São Borja na rota do intercâmbio cultural

Em 1º de julho encerraram as inscrições para o programa de intercâmbio promovido pelo Rotary São Borja e São Borja Norte. A cidade que estava fora do esquema de intercâmbio por falta de interesse dos jovens, agora observa um aumento da procura dos estudantes pelo programa.

Sede Rotary São Borja  (Crédito: Tiago Pinto)


Os programas de intercâmbio do Rotary podem ser de curta (semanas ou alguns meses) ou longa (até um ano) duração e são intercâmbios assistidos, ou seja: a entidade dá suporte, inclusive financeiro, ao estudante para que ele possa rapidamente se adaptar aos costumes do país anfitrião. Segundo a instituição, ao todo, cerca de 8 mil jovens já participaram do intercâmbio cultural. 
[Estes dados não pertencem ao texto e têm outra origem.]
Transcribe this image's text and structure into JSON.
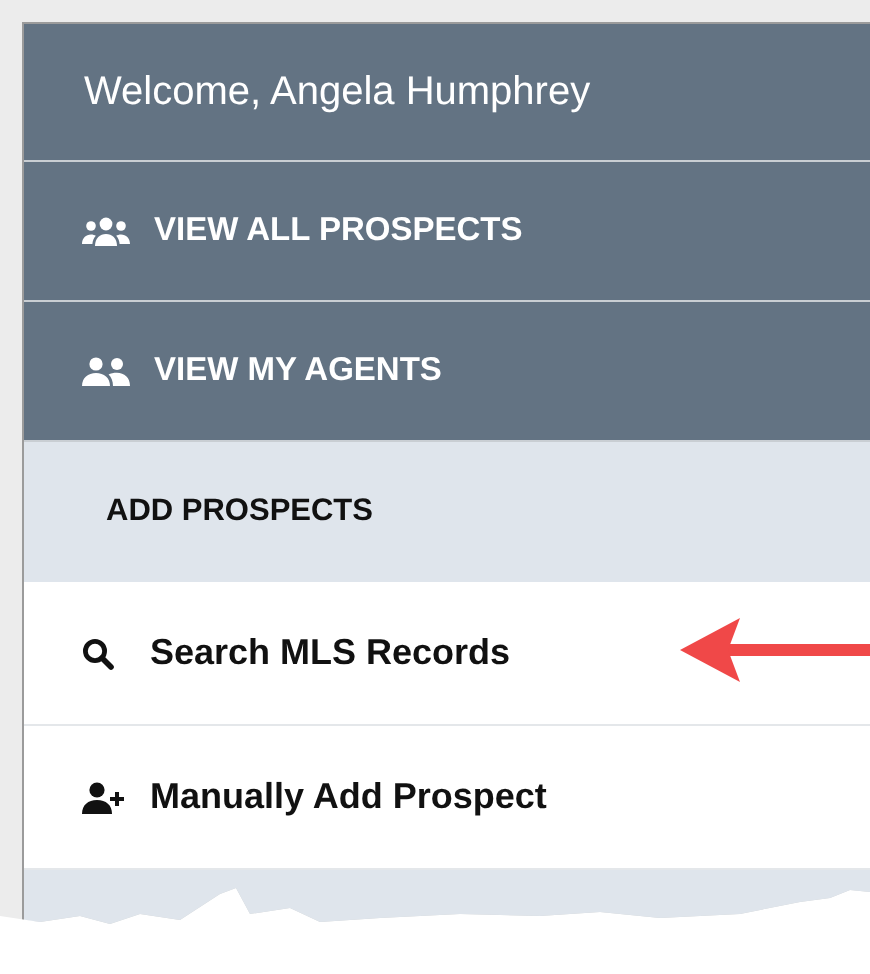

Duas estudantes de São Borja, Vitória Faccin e Damiana Guimarães, estão terminando agora em julho seus intercâmbios nos Estados Unidos, onde participam de programas de estudos e aprimoramento do idioma, além de atuarem como embaixadoras da paz, título que recebem ao se tornarem intercambistas do Rotary. 

Confira no áudio abaixo a opinião do presidente do Rotary São Borja, José Osório Vieira Dutra, sobre os principais benefícios que o intercâmbio cultural pode propiciar aos estudantes.
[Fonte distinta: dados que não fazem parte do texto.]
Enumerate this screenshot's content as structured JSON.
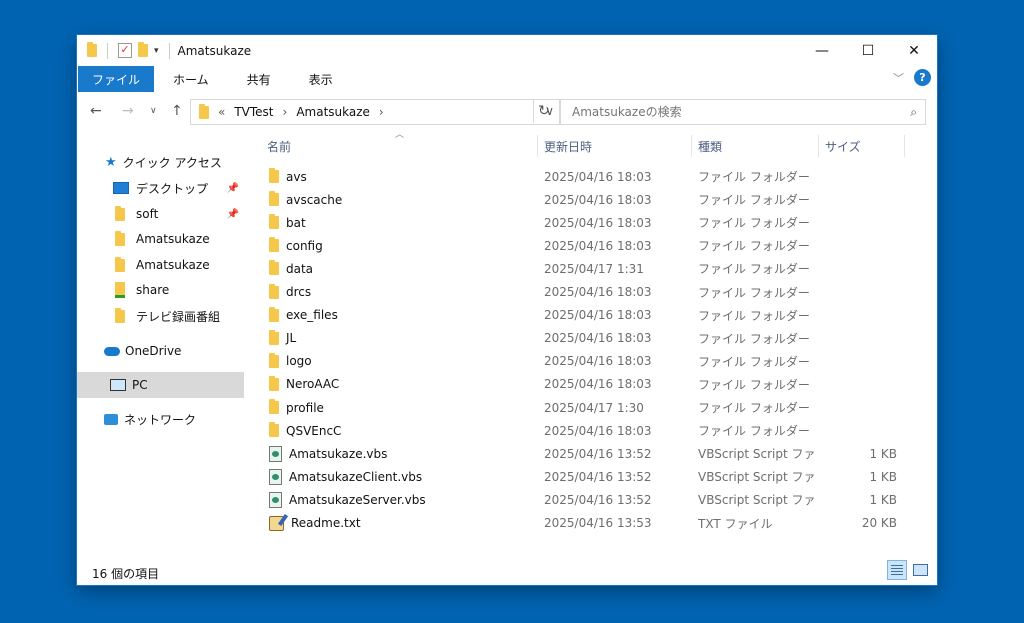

Recentemente, São Borja estava sendo a cidade anfitriã da americana Hillary Allen, intercambista do Rotary vinda de Batavia, localizada no estado de Illinois (EUA). A estudante residiu na cidade por um ano. Veio para cá sem saber sequer uma palavra em português, mas superou a barreira do idioma e se adaptou muito bem. Inclusive assimilou os costumes gaúchos, como o gosto pelo churrasco e o chimarrão.

No vídeo, fique sabendo mais sobre as impressões que Hilary Allen teve do Rio Grande do Sul e de São Borja.




Segundo José Osório Vieira Dutra, presidente do Rotary São Borja, agora em julho mais dois estrangeiros irão residir na cidade: um jovem mexicano e um alemão. Enquanto o processo seletivo para os próximos intercambistas são-borjenses não termina, a entidade encaminha mais um estudante local para morar fora do país. Destoando um pouco do destino da maioria, o estudante está indo para as Filipinas. 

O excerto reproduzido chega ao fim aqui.